Speaking recently, the Managing Director and Chief Executive Officer, May and Baker Plc, Nnamdi Okafor, said the pharmaceutical sector was in dire need of forex to produce drugs and vaccine for the healthcare system.
He said companies in the pharmaceutical business did not benefit from central bank’s forex allocation to the manufacturing sector. “Unfortunately, over 98 per cent of raw materials used for vaccine production locally are imported into the country. But I can tell you that what is happening to importers of finished products is also happening to us.
“You have heard the pronouncement from government that manufacturers got some special forex allocation for importation of raw materials; that did not happen in our sector; I can assure you. We have not been able to bring in our packaging materials into the country for many months because of forex challenges and in fact, that we survived last year was a miracle to most of us in this country.
“I can tell you that we cannot survive anymore. It’s not something we can live with any longer. By the first quarter of this year, most factories that are still standing will begin to shut down operations because the situation with forex is getting worse daily.
“For the past six months, it has been challenging to cope with manufacturing. It was a bit better in the first half of last year; because you could get forex allocations, maybe 20 per cent of your requirements. But in the past six months, we have not got anything from the banks. So what does this mean? As I speak to you, we have not been able to order for raw materials that normally by now should be in Nigeria for this year.”
The pathetic and sad story of Mrs. Mercy Okeke (not real name) a diabetic patient who is on daily insulin injection gives a vivid picture of privation and the dilemma of her life choices. According to her, almost all her income as a petty trader is spent on insulin. Moreover, her medical history a hitherto private matter has become a subject of discussion among relatives and close friends as she regularly besiege them with requests for financial assistance to supplement her income. She said she now spends close to N65,000 monthly as against the N25,000-N30,000 spent on insulin. In addition, she has to support the education and livelihood of her family of six having lost her husband two years ago.

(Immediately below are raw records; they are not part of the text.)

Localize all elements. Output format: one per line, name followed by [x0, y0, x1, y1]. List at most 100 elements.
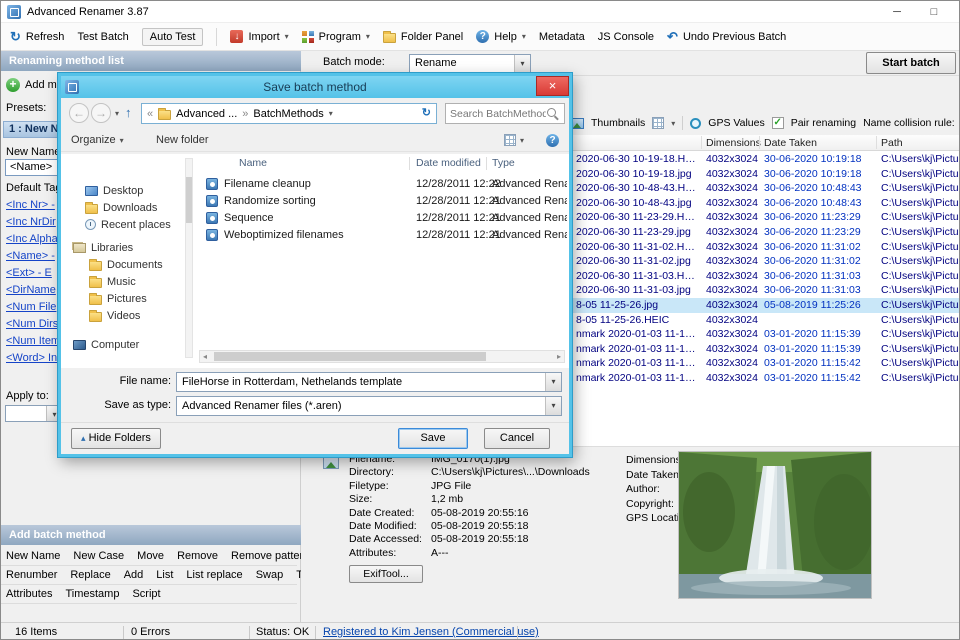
program-button[interactable]: Program ▾ — [302, 31, 370, 43]
chevron-down-icon: ▾ — [514, 55, 530, 72]
dialog-column-header[interactable]: Name Date modified Type — [197, 156, 569, 172]
history-dropdown-icon[interactable]: ▾ — [115, 109, 119, 118]
batch-mode-select[interactable]: Rename ▾ — [409, 54, 531, 73]
apply-to-select[interactable]: ▾ — [5, 405, 63, 422]
tree-item-music[interactable]: Music — [61, 273, 183, 290]
refresh-button[interactable]: ↻ Refresh — [10, 30, 64, 43]
import-button[interactable]: ↓ Import ▾ — [230, 30, 288, 43]
refresh-icon[interactable]: ↻ — [422, 107, 431, 120]
back-button[interactable]: ← — [69, 103, 89, 123]
new-folder-button[interactable]: New folder — [156, 134, 209, 146]
status-bar: 16 Items 0 Errors Status: OK Registered … — [1, 622, 960, 640]
breadcrumb-root[interactable]: Advanced ... — [176, 108, 237, 120]
tree-item-pictures[interactable]: Pictures — [61, 290, 183, 307]
add-method-script[interactable]: Script — [132, 588, 160, 600]
exiftool-button[interactable]: ExifTool... — [349, 565, 423, 583]
add-method-renumber[interactable]: Renumber — [6, 569, 57, 581]
add-method-remove[interactable]: Remove — [177, 550, 218, 562]
add-method-list[interactable]: List — [156, 569, 173, 581]
dimensions-cell: 4032x3024 — [706, 327, 761, 342]
add-method-move[interactable]: Move — [137, 550, 164, 562]
grid-view-icon[interactable] — [652, 117, 664, 129]
dialog-file-row[interactable]: Filename cleanup12/28/2011 12:22Advanced… — [61, 176, 569, 193]
maximize-button[interactable]: □ — [919, 1, 949, 23]
add-method-remove-pattern[interactable]: Remove pattern — [231, 550, 309, 562]
undo-previous-batch-button[interactable]: ↶ Undo Previous Batch — [667, 30, 786, 43]
registered-link[interactable]: Registered to Kim Jensen (Commercial use… — [323, 626, 539, 639]
dimensions-cell: 4032x3024 — [706, 283, 761, 298]
horizontal-scrollbar[interactable]: ◂ ▸ — [199, 350, 565, 363]
file-name-input[interactable] — [177, 373, 543, 391]
scroll-right-icon[interactable]: ▸ — [557, 352, 561, 362]
videos-icon — [89, 312, 102, 322]
add-method-timestamp[interactable]: Timestamp — [65, 588, 119, 600]
view-icon — [504, 134, 516, 146]
dialog-file-row[interactable]: Sequence12/28/2011 12:21Advanced Renamer — [61, 210, 569, 227]
add-method-add[interactable]: Add — [124, 569, 144, 581]
date-taken-cell: 30-06-2020 11:31:03 — [764, 283, 876, 298]
metadata-button[interactable]: Metadata — [539, 31, 585, 43]
help-button[interactable]: ? Help ▾ — [476, 30, 526, 43]
pair-renaming-checkbox[interactable]: ✓ — [772, 117, 784, 129]
save-as-type-select[interactable]: Advanced Renamer files (*.aren) ▾ — [176, 396, 562, 416]
tree-item-documents[interactable]: Documents — [61, 256, 183, 273]
hide-folders-button[interactable]: ▴Hide Folders — [71, 428, 161, 449]
forward-button[interactable]: → — [91, 103, 111, 123]
start-batch-button[interactable]: Start batch — [866, 52, 956, 74]
date-taken-cell: 30-06-2020 10:48:43 — [764, 196, 876, 211]
add-method-attributes[interactable]: Attributes — [6, 588, 52, 600]
folder-panel-button[interactable]: Folder Panel — [383, 31, 463, 43]
dialog-file-row[interactable]: Weboptimized filenames12/28/2011 12:21Ad… — [61, 227, 569, 244]
column-separator — [876, 136, 877, 149]
metadata-label: Metadata — [539, 31, 585, 43]
search-box[interactable] — [445, 103, 565, 124]
add-method-new-case[interactable]: New Case — [73, 550, 124, 562]
dialog-title-bar[interactable]: Save batch method — [61, 76, 569, 98]
gps-values-button[interactable]: GPS Values — [708, 117, 764, 129]
test-batch-button[interactable]: Test Batch — [77, 31, 128, 43]
add-method-list-replace[interactable]: List replace — [186, 569, 242, 581]
column-name[interactable]: Name — [239, 157, 267, 169]
organize-menu[interactable]: Organize ▾ — [71, 134, 124, 146]
dialog-help-button[interactable]: ? — [546, 134, 559, 147]
add-method-swap[interactable]: Swap — [256, 569, 284, 581]
toolbar-separator — [216, 28, 217, 46]
cancel-button[interactable]: Cancel — [484, 428, 550, 449]
add-method-replace[interactable]: Replace — [70, 569, 110, 581]
column-type[interactable]: Type — [492, 157, 515, 169]
add-method-new-name[interactable]: New Name — [6, 550, 60, 562]
undo-previous-batch-label: Undo Previous Batch — [683, 31, 786, 43]
column-date-taken[interactable]: Date Taken — [764, 136, 817, 150]
tree-item-computer[interactable]: Computer — [61, 336, 183, 353]
date-taken-cell: 30-06-2020 10:19:18 — [764, 152, 876, 167]
auto-test-toggle[interactable]: Auto Test — [142, 28, 204, 46]
column-date-modified[interactable]: Date modified — [416, 157, 481, 169]
pair-renaming-label: Pair renaming — [791, 117, 856, 129]
add-method-row: New NameNew CaseMoveRemoveRemove pattern — [1, 547, 297, 566]
js-console-button[interactable]: JS Console — [598, 31, 654, 43]
breadcrumb-folder[interactable]: BatchMethods — [253, 108, 323, 120]
info-row: Size:1,2 mb — [349, 493, 619, 506]
search-input[interactable] — [450, 105, 546, 122]
tree-item-videos[interactable]: Videos — [61, 307, 183, 324]
save-button[interactable]: Save — [398, 428, 468, 449]
file-name-combo[interactable]: ▾ — [176, 372, 562, 392]
dialog-close-button[interactable]: × — [536, 76, 569, 96]
breadcrumb[interactable]: « Advanced ... » BatchMethods ▾ ↻ — [141, 103, 437, 124]
thumbnails-toggle[interactable]: Thumbnails — [591, 117, 645, 129]
scroll-left-icon[interactable]: ◂ — [203, 352, 207, 362]
dimensions-cell: 4032x3024 — [706, 240, 761, 255]
view-selector[interactable]: ▾ — [504, 134, 524, 146]
info-label: Date Created: — [349, 507, 431, 520]
batch-mode-label: Batch mode: — [323, 56, 385, 68]
dialog-file-row[interactable]: Randomize sorting12/28/2011 12:21Advance… — [61, 193, 569, 210]
up-button[interactable]: ↑ — [125, 105, 132, 120]
scrollbar-thumb[interactable] — [214, 352, 486, 361]
column-path[interactable]: Path — [881, 136, 903, 150]
dialog-navigation-bar: ← → ▾ ↑ « Advanced ... » BatchMethods ▾ … — [61, 100, 569, 128]
minimize-button[interactable]: ─ — [882, 1, 912, 23]
path-cell: C:\Users\kj\Pictures — [881, 371, 960, 386]
libraries-icon — [73, 243, 86, 253]
column-dimensions[interactable]: Dimensions — [706, 136, 761, 150]
dialog-file-name: Weboptimized filenames — [224, 227, 410, 244]
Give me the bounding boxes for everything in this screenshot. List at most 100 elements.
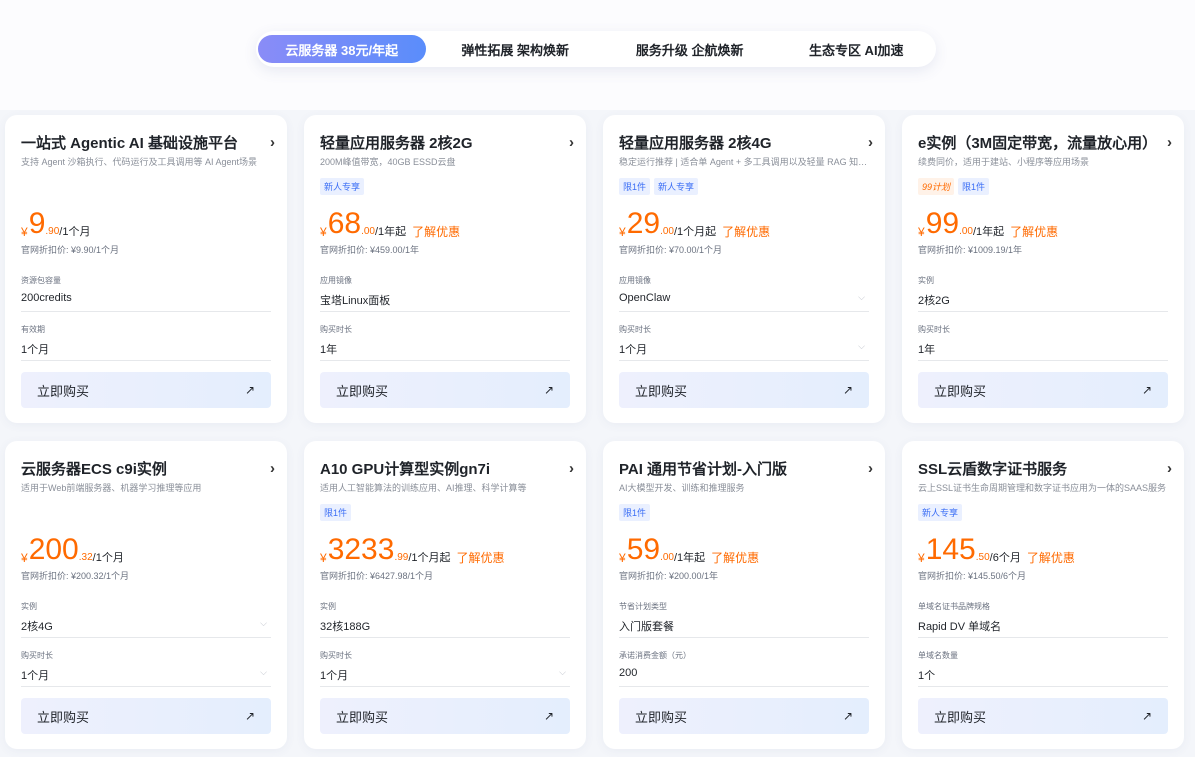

Yet according to the Ministry of Health, the idea of primary healthcare and its establishment in virtually all the 774 local government areas was to drastically reduce out-of-pocket expenditure on health by the masses.
Even the Speaker of the House of Representative, Hon. Yakubu Dogara, during a public hearing on the need to avert National Health Crisis through revitalisation and adequate funding of Primary Healthcare System, organised by the House Committee on Healthcare Services in November, 2016 further highlighted the magnitude of what the likes of Mrs. Okeke and others are facing when he said: “the question is who pays for the treatment? Who pays for the drugs the patient is receiving at the hospital or medical centres?” He questioned.
On that occasion also, the Chairman, House Committee on Health, Hon. Chike Okafor, said: “Currently, there are 774 LGAs with 9,572 Political Wards in Nigeria. At least, each of the LGAs has one PHC that is not functional. Most of these PHCs lack drug supplies, basic health infrastructure and cannot boast of good number of medical personnel. In fact, patients accessing these PHCs can hardly afford the cost of transportation or cost of subsidised drugs due to the economic hardship facing most rural dwellers.”